De la fantaisie à plume dans un monde de brut
SOPHIE MICHEL
Le champagne de Madame Raymonde a l’élégance excentrique et l’autruche est son totem. Il est à l’image de sa créatrice, la vigneronne Sophie Michel, qui aime cultiver son brin d’impertinence. Mais derrière le plumage festif de ses cuvées, cette prof de maths de formation et ancienne circassienne est une vraie amoureuse du champagne et de ses coteaux vitryats d’enfance qu’elle aime entendre pétiller plus haut que leur cru.
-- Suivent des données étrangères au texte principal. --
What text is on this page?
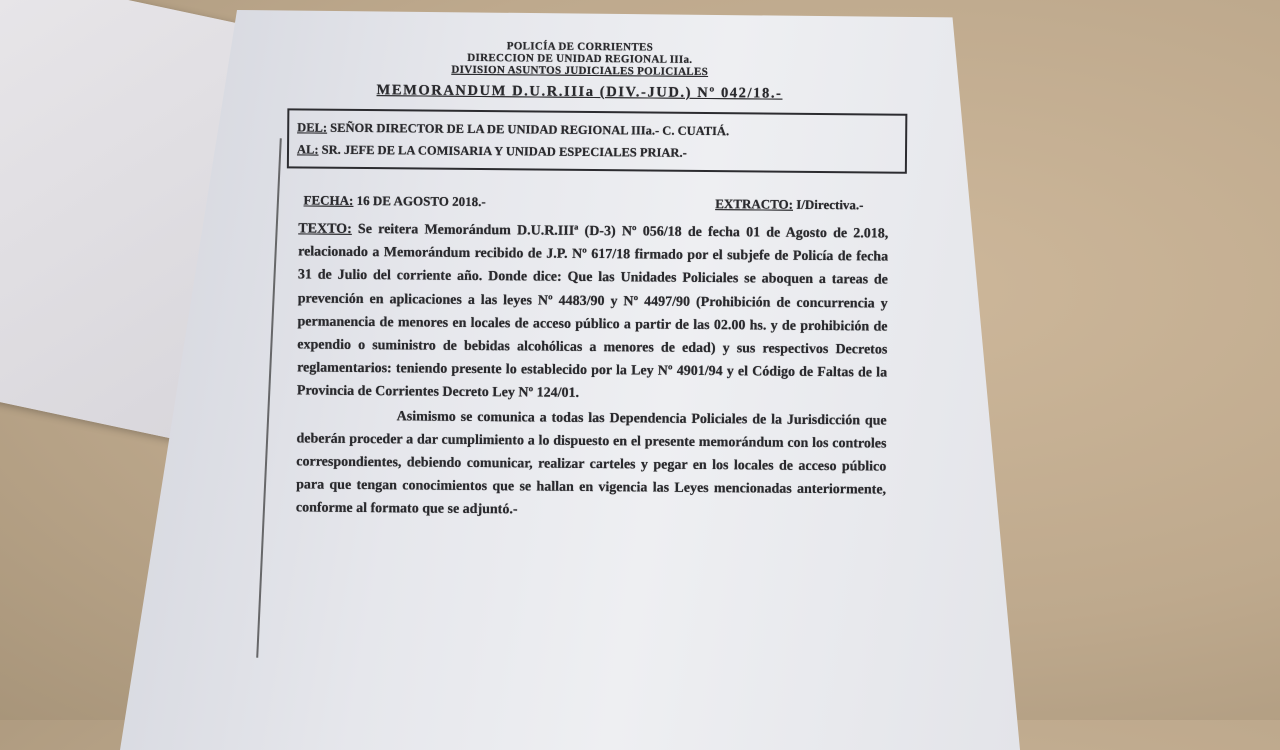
POLICÍA DE CORRIENTES
DIRECCION DE UNIDAD REGIONAL IIIa.
DIVISION ASUNTOS JUDICIALES POLICIALES
MEMORANDUM D.U.R.IIIa (DIV.-JUD.) Nº 042/18.-
DEL: SEÑOR DIRECTOR DE LA DE UNIDAD REGIONAL IIIa.- C. CUATIÁ.
AL: SR. JEFE DE LA COMISARIA Y UNIDAD ESPECIALES PRIAR.-
FECHA: 16 DE AGOSTO 2018.-	EXTRACTO: I/Directiva.-

TEXTO: Se reitera Memorándum D.U.R.IIIª (D-3) Nº 056/18 de fecha 01 de Agosto de 2.018, relacionado a Memorándum recibido de J.P. Nº 617/18 firmado por el subjefe de Policía de fecha 31 de Julio del corriente año. Donde dice: Que las Unidades Policiales se aboquen a tareas de prevención en aplicaciones a las leyes Nº 4483/90 y Nº 4497/90 (Prohibición de concurrencia y permanencia de menores en locales de acceso público a partir de las 02.00 hs. y de prohibición de expendio o suministro de bebidas alcohólicas a menores de edad) y sus respectivos Decretos reglamentarios: teniendo presente lo establecido por la Ley Nº 4901/94 y el Código de Faltas de la Provincia de Corrientes Decreto Ley Nº 124/01.

Asimismo se comunica a todas las Dependencia Policiales de la Jurisdicción que deberán proceder a dar cumplimiento a lo dispuesto en el presente memorándum con los controles correspondientes, debiendo comunicar, realizar carteles y pegar en los locales de acceso público para que tengan conocimientos que se hallan en vigencia las Leyes mencionadas anteriormente, conforme al formato que se adjuntó.-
Pourquoi l’autruche ? Parce que Madame Raymonde est un champagne qui émeu (t). » On l’aura compris Sophie Michel est une adepte des jeux de mots improbables, et cela donne un petit coup de plumeau dans les codes un peu figés du roi des vins.
Rien ne prédestinait vraiment la jeune femme à élaborer un champagne et dépenser autant d’énergie à le faire connaître. Fille aînée d’une famille d’agris-vitis installée à Saint-Lumier-en-Champagne, à quelques encablures de Vitry-le-François, la jeune Sophie a un penchant pour la science et la gymnastique acrobatique. « Dans les années 70, les filles, ce n’était pas fait pour la terre. On faisait des études et les garçons devaient reprendre la ferme », explique-t-elle.
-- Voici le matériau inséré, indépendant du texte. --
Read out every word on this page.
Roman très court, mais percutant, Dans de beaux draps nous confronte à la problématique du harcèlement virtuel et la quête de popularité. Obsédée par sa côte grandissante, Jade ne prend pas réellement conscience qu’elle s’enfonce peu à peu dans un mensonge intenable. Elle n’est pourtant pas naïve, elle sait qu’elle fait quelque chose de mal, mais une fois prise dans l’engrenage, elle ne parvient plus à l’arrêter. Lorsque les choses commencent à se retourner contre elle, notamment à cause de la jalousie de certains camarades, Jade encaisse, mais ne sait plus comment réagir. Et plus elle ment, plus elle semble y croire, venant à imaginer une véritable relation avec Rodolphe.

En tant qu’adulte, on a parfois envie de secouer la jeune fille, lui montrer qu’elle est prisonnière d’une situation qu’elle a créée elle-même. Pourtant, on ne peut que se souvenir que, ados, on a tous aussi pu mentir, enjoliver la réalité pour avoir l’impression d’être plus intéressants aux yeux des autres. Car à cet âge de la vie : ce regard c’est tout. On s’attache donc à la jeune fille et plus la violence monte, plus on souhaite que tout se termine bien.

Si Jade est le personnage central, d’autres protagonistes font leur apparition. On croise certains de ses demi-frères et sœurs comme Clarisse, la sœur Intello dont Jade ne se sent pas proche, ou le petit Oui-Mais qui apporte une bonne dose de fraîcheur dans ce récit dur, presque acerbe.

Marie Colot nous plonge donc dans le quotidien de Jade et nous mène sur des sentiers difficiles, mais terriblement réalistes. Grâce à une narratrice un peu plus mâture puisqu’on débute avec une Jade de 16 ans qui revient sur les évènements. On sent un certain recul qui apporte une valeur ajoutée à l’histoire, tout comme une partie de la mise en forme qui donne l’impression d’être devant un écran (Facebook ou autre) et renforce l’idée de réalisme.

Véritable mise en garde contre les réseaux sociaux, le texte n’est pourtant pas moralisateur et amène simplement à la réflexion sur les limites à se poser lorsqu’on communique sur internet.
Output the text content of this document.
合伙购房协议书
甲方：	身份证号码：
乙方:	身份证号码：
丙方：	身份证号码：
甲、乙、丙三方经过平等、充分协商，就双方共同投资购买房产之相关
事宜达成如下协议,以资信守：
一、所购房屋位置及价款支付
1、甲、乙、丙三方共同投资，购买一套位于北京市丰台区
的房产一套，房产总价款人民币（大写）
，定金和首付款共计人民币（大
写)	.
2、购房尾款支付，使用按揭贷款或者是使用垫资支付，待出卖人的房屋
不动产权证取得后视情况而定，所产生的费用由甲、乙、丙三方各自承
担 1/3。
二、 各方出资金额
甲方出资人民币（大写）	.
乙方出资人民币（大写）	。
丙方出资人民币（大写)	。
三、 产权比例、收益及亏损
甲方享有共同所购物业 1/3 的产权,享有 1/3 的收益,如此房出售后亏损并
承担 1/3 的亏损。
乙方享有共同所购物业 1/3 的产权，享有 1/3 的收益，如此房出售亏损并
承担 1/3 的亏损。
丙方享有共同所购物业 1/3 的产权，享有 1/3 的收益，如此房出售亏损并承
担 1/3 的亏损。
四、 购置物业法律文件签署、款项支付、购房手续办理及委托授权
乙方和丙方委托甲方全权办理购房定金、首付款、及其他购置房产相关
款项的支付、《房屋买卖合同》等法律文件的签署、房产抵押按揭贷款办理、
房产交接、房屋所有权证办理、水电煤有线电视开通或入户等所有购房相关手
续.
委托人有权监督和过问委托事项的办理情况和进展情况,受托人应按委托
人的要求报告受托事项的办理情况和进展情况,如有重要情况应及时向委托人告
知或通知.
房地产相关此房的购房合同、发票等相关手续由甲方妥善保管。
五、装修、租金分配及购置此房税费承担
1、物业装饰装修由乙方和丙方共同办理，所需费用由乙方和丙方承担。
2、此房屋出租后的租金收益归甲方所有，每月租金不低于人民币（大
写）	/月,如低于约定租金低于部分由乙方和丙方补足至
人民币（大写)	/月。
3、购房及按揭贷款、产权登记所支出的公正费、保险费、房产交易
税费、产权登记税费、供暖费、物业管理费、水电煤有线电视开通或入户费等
Maths sup à Reims, puis école d’ingénieurs en hydraulique à Grenoble, Sophie trouve son premier travail à Tours. Là, dans les années 90, ses pas croisent ceux d’un artiste de la Compagnie Off et elle décide de se lancer dans le théâtre de rue. « On s’est mariés, acheté un chapiteau et fondé notre propre structure :
la compagnie Casse-Pipe. C’était mon côté pétillant et festif qui prenait le dessus, alors j’ai passé le Capes de maths, et pendant des années j’ai alterné enseignement et spectacles, souvent perchée sur un trapèze. Mais je gardais toujours un attachement profond à la Champagne. »
La tête dans le terroir
Entre-temps, le domaine familial s’est bien transformé. À l’aube du XXIe siècle, son jeune frère Mathieu rejoint l’exploitation comme viticulteur. Initialement, les parents Gérard et Marie-Claude Michel étaient éleveurs et céréaliers, mais la réhabilitation de la zone viticole dans cette partie orientale de la Champagne leur a permis de planter 4,5 hectares de vigne et de fournir en raisin la coopérative La Renaissance à Bassuet. C’était en 1975, et Sophie avait 7 ans.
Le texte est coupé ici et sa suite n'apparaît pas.